I’ve just uploaded the D.H.J. Polymath article “Density Hales-Jewett and Moser numbers” to the arXiv, submitted to the Szemeredi birthday conference proceedings.

This article investigates the Density Hales-Jewett numbers $c_{n,3}$, defined as the largest subset of the n-dimensional cube $[3]^n$ containing no combinatorial line, as well as the related Moser numbers $c'_{n,3}$, defined as the largest subset of the n-dimensional cube containing no geometric line.  We compute the first six numbers in each sequence in this paper.  For the DHJ numbers, they are 1,2,6,18,52,150,450 and for the Moser numbers they are 1,2,6,16,43,124,353.  The last two elements of both sequences are new; the computation $c'_{6,3}=353$ was the hardest and required a non-trivial amount of computer assistance.
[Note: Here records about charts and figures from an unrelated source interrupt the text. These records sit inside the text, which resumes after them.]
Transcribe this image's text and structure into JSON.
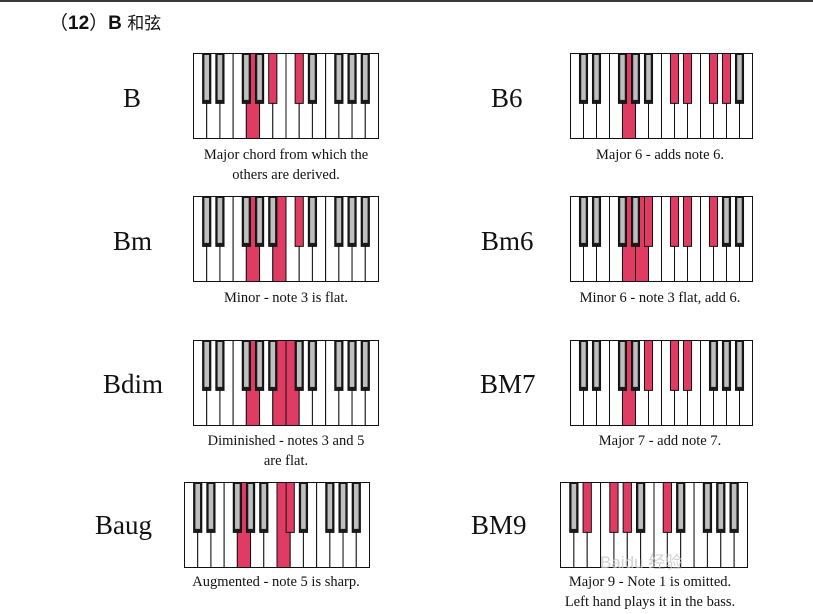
{
  "heading": {
    "num": "12",
    "note": "B",
    "zh": "和弦"
  },
  "colors": {
    "highlight": "#e03b62",
    "black_key": "#1b1b1b",
    "black_key_face": "#bfbfbf",
    "white_key": "#ffffff",
    "outline": "#111111"
  },
  "chords": [
    {
      "name": "B",
      "caption": [
        "Major chord from which the",
        "others are derived."
      ],
      "white_hl": [
        4
      ],
      "black_hl": [
        4,
        5
      ]
    },
    {
      "name": "B6",
      "caption": [
        "Major 6 - adds note 6."
      ],
      "white_hl": [
        4
      ],
      "black_hl": [
        5,
        6,
        7,
        8
      ]
    },
    {
      "name": "Bm",
      "caption": [
        "Minor - note 3 is flat."
      ],
      "white_hl": [
        4,
        6
      ],
      "black_hl": [
        5
      ]
    },
    {
      "name": "Bm6",
      "caption": [
        "Minor 6 - note 3 flat, add 6."
      ],
      "white_hl": [
        4,
        5
      ],
      "black_hl": [
        4,
        5,
        6,
        7
      ]
    },
    {
      "name": "Bdim",
      "caption": [
        "Diminished - notes 3 and 5",
        "are flat."
      ],
      "white_hl": [
        4,
        6,
        7
      ],
      "black_hl": []
    },
    {
      "name": "BM7",
      "caption": [
        "Major 7 - add note 7."
      ],
      "white_hl": [
        4
      ],
      "black_hl": [
        4,
        5,
        6
      ]
    },
    {
      "name": "Baug",
      "caption": [
        "Augmented - note 5 is sharp."
      ],
      "white_hl": [
        4,
        7
      ],
      "black_hl": [
        5
      ]
    },
    {
      "name": "BM9",
      "caption": [
        "Major 9 - Note 1 is omitted.",
        "Left hand plays it in the bass."
      ],
      "white_hl": [],
      "black_hl": [
        1,
        2,
        3,
        5
      ]
    }
  ],
  "watermark": "Baidu 经验"
}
We also establish the asymptotic lower bounds

$c_{n,3} \geq 3^n \exp( - O(\sqrt{\log n}) )$

and

$c'_{n,3} \geq (2 \sqrt{\frac{9}{4\pi}} + o(1)) \frac{3^n}{\sqrt{n}}$.

In contrast, the best known upper bound to these quantities is $O(3^n / \log^{1/3}_* n)$, obtained by the sister project to this Polymath project.

We also show a counterexample to a certain “hyper-optimistic conjecture” which would have generalised the Lubell-Yamamoto–Meshalkin (LYM) inequality to this setting.

Thanks to all the participants for this interesting experiment in collaborative mathematics.  This is certainly a different type of project from the ones I normally am involved in, but I found it to be an enjoyable and educational experience.

There is still some time to make further (minor) corrections; I think the deadline for the final submission should be in April.